在雨后清新的林荫小道上,三人并排走着。老爷子在中间,妙子挽着他的手臂,齐主任在老爷子的右手边,隔开一拳的间隙。
树叶上的水珠一滴一滴零星的掉落着,有一滴落在了齐主任的额头上,冰凉的滑向眉间。“难怪这丫头这么不受教!”她暗自在心里嘀咕,还是笑眯眯地拉着妙子的手,对老爷子说“小姑娘还挺有性格!”。李院长的族谱她都能倒背如流,三个女儿,女婿全是医院的主任副主任,从来没听说过孙女进了医院,像是院长的哪个远房亲戚,比较讨他喜欢罢了。
“真是影后啊!”她一开门就对着正在床上窝着的松莉说着刚才的一幕。
“呵!她是属狗脸的吗!变脸还真快!”松莉撇着嘴,朝天翻了个白眼。
“能在医院混个一官半职的都是人精!”妙子脱掉外套,钻进松莉的暖被窝,两人啃着面包闲聊着。
“季南江结婚了吗?”松莉冷不丁的冒出一句。
妙子划着手机面无表情“没有!他说没有!”
“赵维希也说没有!”松莉点点头。
“你问他啦?”
“我那天随口一问的,问他季老师周末怎么带我们出来玩,不陪家属吗?赵维希说他个孤家寡人哪来的家属!”松莉搂着妙子的肩膀,脸挨着她的肩头上。
“嗯……”
“嗯?”
“这跟我们没有关系……”妙子喝了口水,生生的把一大口面包硬吞了下去,她只想赶紧吃完,睡一会。
“你不是想留院吗?要是你和季南江成了……”松莉没有继续往下说,俩人各自想着心事,渐渐睡去。
午后的外科总是显得空空荡荡的,大忙人们都还泡在手术室里,一台接一台的缝缝补补。
妙子往办公室里望了一眼,空无一人。一阵咳嗽声从值班室里传来。想是赵维希在值班室剪辑手术视频呢。妙子轻轻落着脚跟,悄声靠近,准备好好吓他一回。

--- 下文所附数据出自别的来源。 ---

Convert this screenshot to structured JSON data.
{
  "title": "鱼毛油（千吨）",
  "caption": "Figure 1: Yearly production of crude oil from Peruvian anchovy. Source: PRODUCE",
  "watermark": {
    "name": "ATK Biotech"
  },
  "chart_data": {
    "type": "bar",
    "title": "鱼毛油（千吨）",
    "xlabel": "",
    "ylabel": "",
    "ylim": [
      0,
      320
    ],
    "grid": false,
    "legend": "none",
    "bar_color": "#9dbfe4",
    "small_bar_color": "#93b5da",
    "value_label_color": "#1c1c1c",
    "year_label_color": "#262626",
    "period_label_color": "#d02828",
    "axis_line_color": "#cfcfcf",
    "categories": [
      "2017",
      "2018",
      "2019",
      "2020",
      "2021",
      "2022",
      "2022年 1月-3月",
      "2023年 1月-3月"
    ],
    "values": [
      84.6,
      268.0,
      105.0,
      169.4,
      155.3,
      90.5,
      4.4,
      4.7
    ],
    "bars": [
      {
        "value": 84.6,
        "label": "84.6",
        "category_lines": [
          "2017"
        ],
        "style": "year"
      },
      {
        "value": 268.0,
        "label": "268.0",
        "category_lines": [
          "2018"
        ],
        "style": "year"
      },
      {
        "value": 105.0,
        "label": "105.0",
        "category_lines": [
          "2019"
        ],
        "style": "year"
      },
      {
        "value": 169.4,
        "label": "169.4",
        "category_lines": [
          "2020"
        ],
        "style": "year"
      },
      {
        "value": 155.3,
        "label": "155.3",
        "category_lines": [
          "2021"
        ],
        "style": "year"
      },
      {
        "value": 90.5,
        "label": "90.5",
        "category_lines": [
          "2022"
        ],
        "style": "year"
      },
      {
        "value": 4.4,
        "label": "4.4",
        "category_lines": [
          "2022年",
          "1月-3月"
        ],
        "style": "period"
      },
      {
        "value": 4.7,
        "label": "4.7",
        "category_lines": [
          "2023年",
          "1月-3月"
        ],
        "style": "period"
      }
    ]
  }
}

值班室的黄漆木门开着一条缝,又有两声咳嗽从里面传出。妙子猛地一推门,跳进房间“哈哈……叫你一声敢答应吗……”她话说了一半,笑容僵在脸上,直愣愣的看着眼前这吊诡的一幕。
季南江坐着,桌上的电脑上正剪辑的手术视频。身边坐着一位穿着红色紧身针织衣,领口大喇喇地敞着,露出半遮半掩的双峰。黑色紧身超短皮裙包裹着她圆润的臀部,一双修长的腿被黑色丝袜包裹住,晃来晃去。她贴着他坐着,一条腿搭在他椅子的一角,手贴在他的腿上……她含情脉脉的表情可以看出上一秒钟他们还在谈笑风生,而此刻,一双迷惘的眼睛正在死死的盯着他们。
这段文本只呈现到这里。